Oral Presentation 50th Lorne Proteins Conference 2025

Deciphering Dysregulated Molecular Pathways in Huntington's Disease: The Role of HTT in DNA Mismatch Repair (113618)

Christian Makhoul 1 , Terence Gall-Duncan 2 , Mustafa Mehkary 2 , Eduardo S Ramos 3 , Rachel Harding 4 , Erich E Wanker 3 , Christopher E Pearson 2 , Danny M Hatters 1
  1. Biochemistry and Pharmacology, University of Melbourne, Melbourne, Victoria, Australia
  2. Program of Genetics & Genome Biology, The Hospital for Sick Children, Toronto, Ontario, Canada
  3. Neuroproteomics, Max Delbrück Centre for Molecular Medicine, Berlin, Germany
  4. Pharmaceutical Sciences, University of Toronto, Toronto, Ontario, Canada

Huntington’s disease (HD) is a progressive and fatal neurodegenerative disease that is caused by a CAG triplet expansion mutation in the Huntingtin gene of affected individuals. Therapeutically targetable molecular mechanisms that underly Huntington’s disease remain elusive. To identify novel cellular targets involved in HD pathology, we used a biochemical approach that we have previously developed, known as “protein painting”, to discover changes in protein structure and multimeric complex assemblies. This method utilizes a cell-permeable chemical reagent, tetraphenylethene maleimide (TPE-MI) to react with surface-exposed cysteine residues of proteins. Changes in cysteine thiol reactivity can be monitored on a proteome-wide scale to capture alterations in protein structure or ligand interactions and we previously showed that these changes can cast light on the functional status of proteins. We applied this method to a stem cell-derived neuronal model of Huntington’s disease to identify novel targets that are associated with MAP2+ cortical neurons carrying 81 CAG repeats by comparing cysteine reactivity with isogenic controls that only contain 27 CAG repeats in their huntingtin gene.
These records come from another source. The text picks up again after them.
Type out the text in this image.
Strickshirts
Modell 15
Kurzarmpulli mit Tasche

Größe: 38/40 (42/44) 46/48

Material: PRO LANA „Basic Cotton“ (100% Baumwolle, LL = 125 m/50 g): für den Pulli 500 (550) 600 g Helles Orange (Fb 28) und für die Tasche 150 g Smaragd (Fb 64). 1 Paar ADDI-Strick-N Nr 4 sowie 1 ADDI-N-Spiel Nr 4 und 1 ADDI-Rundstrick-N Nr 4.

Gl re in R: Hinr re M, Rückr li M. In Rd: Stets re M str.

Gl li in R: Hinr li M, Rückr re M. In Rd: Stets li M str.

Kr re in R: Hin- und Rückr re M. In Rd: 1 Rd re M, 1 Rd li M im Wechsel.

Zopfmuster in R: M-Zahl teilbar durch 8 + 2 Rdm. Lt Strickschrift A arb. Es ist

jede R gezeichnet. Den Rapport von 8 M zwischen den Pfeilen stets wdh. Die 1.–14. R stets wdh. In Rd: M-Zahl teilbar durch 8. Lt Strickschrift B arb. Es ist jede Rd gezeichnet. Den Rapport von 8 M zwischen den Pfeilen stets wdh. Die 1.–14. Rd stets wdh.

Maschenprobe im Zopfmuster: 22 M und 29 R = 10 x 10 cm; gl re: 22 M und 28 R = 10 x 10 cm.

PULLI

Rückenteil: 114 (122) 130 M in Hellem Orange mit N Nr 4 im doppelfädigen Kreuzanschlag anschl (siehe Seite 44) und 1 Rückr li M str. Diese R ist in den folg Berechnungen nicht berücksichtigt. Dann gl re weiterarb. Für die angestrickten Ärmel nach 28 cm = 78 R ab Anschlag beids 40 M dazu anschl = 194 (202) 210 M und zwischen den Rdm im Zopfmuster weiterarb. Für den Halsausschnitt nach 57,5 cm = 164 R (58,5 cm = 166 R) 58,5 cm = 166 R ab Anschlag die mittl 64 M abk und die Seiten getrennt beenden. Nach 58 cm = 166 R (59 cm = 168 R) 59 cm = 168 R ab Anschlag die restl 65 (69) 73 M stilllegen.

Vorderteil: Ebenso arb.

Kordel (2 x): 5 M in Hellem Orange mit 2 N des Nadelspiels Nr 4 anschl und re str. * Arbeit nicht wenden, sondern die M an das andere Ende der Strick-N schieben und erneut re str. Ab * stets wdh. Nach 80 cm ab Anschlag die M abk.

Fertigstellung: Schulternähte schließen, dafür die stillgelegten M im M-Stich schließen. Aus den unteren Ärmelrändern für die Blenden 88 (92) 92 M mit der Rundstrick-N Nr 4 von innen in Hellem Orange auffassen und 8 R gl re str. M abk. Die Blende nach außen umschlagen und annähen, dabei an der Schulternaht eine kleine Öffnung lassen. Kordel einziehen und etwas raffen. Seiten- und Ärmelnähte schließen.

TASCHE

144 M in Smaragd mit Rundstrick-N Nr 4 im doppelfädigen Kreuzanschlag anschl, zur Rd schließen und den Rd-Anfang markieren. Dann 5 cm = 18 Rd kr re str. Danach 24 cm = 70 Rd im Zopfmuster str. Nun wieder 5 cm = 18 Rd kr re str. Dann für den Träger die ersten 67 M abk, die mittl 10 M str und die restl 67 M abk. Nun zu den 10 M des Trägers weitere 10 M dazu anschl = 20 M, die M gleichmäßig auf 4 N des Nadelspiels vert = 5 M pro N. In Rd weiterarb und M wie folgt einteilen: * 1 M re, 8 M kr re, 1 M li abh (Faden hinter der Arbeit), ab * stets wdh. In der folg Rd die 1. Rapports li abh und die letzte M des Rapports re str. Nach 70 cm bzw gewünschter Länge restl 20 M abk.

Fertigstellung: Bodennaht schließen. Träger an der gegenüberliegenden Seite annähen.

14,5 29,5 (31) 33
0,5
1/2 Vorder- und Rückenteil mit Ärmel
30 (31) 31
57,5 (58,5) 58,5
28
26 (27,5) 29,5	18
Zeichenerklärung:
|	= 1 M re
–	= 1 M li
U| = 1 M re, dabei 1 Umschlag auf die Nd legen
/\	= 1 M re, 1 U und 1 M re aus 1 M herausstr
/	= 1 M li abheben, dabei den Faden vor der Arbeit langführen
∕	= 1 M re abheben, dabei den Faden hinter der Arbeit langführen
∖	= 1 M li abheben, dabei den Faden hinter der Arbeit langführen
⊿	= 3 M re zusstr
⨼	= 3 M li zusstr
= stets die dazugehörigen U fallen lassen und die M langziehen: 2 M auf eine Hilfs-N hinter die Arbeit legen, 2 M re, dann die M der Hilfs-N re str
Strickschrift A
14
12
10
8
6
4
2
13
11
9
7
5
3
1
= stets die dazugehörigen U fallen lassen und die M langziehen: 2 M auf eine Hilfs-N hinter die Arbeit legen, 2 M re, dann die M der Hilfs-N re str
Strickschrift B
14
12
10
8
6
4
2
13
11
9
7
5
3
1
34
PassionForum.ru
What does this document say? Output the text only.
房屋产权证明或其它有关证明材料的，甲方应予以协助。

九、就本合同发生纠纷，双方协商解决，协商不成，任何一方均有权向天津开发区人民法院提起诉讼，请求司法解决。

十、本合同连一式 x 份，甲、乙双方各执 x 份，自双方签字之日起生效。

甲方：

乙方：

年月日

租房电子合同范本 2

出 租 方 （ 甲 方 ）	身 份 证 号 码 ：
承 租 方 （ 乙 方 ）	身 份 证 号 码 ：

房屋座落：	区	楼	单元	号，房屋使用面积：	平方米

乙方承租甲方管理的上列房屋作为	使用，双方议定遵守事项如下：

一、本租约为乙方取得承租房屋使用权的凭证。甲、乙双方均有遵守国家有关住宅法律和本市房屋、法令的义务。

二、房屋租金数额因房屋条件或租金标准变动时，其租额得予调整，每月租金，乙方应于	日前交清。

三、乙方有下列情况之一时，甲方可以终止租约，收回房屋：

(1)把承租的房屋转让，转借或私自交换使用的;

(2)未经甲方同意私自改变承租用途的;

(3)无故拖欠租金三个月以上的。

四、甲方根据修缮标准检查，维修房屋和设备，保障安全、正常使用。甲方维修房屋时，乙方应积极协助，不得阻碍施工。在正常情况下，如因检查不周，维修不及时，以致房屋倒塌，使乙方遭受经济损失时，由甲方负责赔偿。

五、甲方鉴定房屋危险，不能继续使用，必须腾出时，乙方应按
Strikingly, this approach uncovered proteins that are known interactors of huntingtin or that are linked to molecular pathways demonstrated to modify disease progression. Most interestingly, we identified altered cysteine reactivity in proliferating cell nuclear antigen (PCNA), an integral component of the DNA mismatch repair pathway. Our preliminary investigations have uncovered several PCNA interacting motifs on the huntingtin protein and suggest that huntingtin can interact directly with PCNA. Our objective is to further characterize this interaction and to elucidate the functional consequence of poly-glutamine expansion of the mutant huntingtin protein in the context of DNA mismatch repair.